Emily Baker, another licensed midwife serving the local area, recently returned to the practice after having a baby of her own.

Her experience also points to heightened interest, especially with the advent of birth centers as an alternative to having a baby at home.

“I think that any midwife with a birth center will tell you that she sees an increase in families choosing that option,” said Baker.

“Word of mouth is a powerful promoter and the more women who have positive out-of-hospital birth experiences, the more women we see coming to inquire about our care as midwives.”

What they find in many cases is an environment where traditional approaches to birth have linked up with modern technology. Licensing also has changed the landscape for midwives, Midstokke noted.

“There’s a real sweetness to the traditions of midwifery,” she said. “But as we license each other, we face a different set of circumstances.

“Things have changed,” she added. “Now, we’ve become so medical that the question is: Are we becoming ‘med’-wives?”

At Pend Oreille Midwifery Services, pre-natal care includes lab work and ultrasound checkups — though the latter was added to satisfy parental curiosity as much as to provide early warnings for things such as cleft palates, heart problems, spinal bifida or organ development.

“More people are interested in wanting to know the sex of the baby than in the value of a medical ultrasound,” Midstokke said.

Baker agrees that licensing has changed things, but believes the basic principles of midwifery have stayed the same.

“There are some more specific guidelines we have to follow, but, essentially, I don’t think it changes the way we provide our service at its core,” she said. “We still provide women with the opportunity to birth their babies safely and naturally in a supportive environment — and licensing doesn’t change that.”

In stark contrast to California in the 1970s, Sandpoint had at least one general practitioner who provided home deliveries during that time, often working alongside one of the local midwives.

Those days are gone, as “GPs” have stepped away from births due to the potential of malpractice suits, according to Midstokke. Obstetricians, whose qualifications make them an obvious provider for care before, during and after pregnancy, have filled the gap.
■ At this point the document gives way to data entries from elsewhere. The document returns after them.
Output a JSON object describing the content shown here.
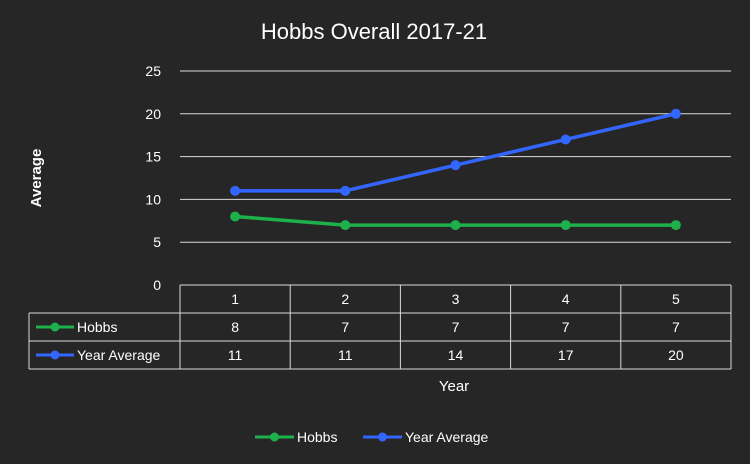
{
  "chart_data": {
    "type": "line",
    "title": "Hobbs Overall 2017-21",
    "xlabel": "Year",
    "ylabel": "Average",
    "categories": [
      "1",
      "2",
      "3",
      "4",
      "5"
    ],
    "series": [
      {
        "name": "Hobbs",
        "color": "#1eb04b",
        "values": [
          8,
          7,
          7,
          7,
          7
        ]
      },
      {
        "name": "Year Average",
        "color": "#3366ff",
        "values": [
          11,
          11,
          14,
          17,
          20
        ]
      }
    ],
    "ylim": [
      0,
      25
    ],
    "yticks": [
      0,
      5,
      10,
      15,
      20,
      25
    ],
    "grid": true,
    "data_table": true,
    "legend_position": "bottom"
  },
  "colors": {
    "background": "#262626",
    "gridline": "#d9d9d9",
    "text": "#ffffff"
  }
}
The relationship between midwives and “OBs” is positive, both Baker and Midstokke said, though they say the doctors would prefer that women give birth in the hospital setting, in case something went wrong.

Therein lies the fundamental difference in philosophy between traditional midwives and traditional medicine.

“Our philosophy is that we’re going to think everything is OK until you prove that it’s not,” Midstokke said.

“There is a bit of philosophical difference between medicine and midwifery, but the two are, at times, overlapping,” said Baker. “I think that we will see, in the future, a greater benefit from and need for collaboration between the two. There is no reason they should be mutually exclusive — I think there is potential for a symbiosis, a system where all parties feel there is a good balance and benefit from having both medicine and midwifery available in the community.”

The decision to give birth at home or in a birth center, as opposed to the hospital setting, requires considerably more responsibility on the part of mothers, in particular, as they become the key player on a team whose goal is to deliver a healthy baby.

In some ways, it’s in polar opposition to the days when mothers were expected to be passive participants — if participants at all — in the birth process.

One positive outcome, according to Midstokke, was the way women began to turn the tide of public opinion through their own personal choices.

“It was a time for women to take back birth and become empowered,” she said. “I see it as a vision quest for women.”

“Birth is a rite of passage whose beauty has been lost amid the sequestering of birth to the philosophical realm of fear and illness,” Baker said.

“Women need to know they can be both vulnerable and strong, active and accepting, humbled, empowered and enlightened by the journey that is birthing our children.”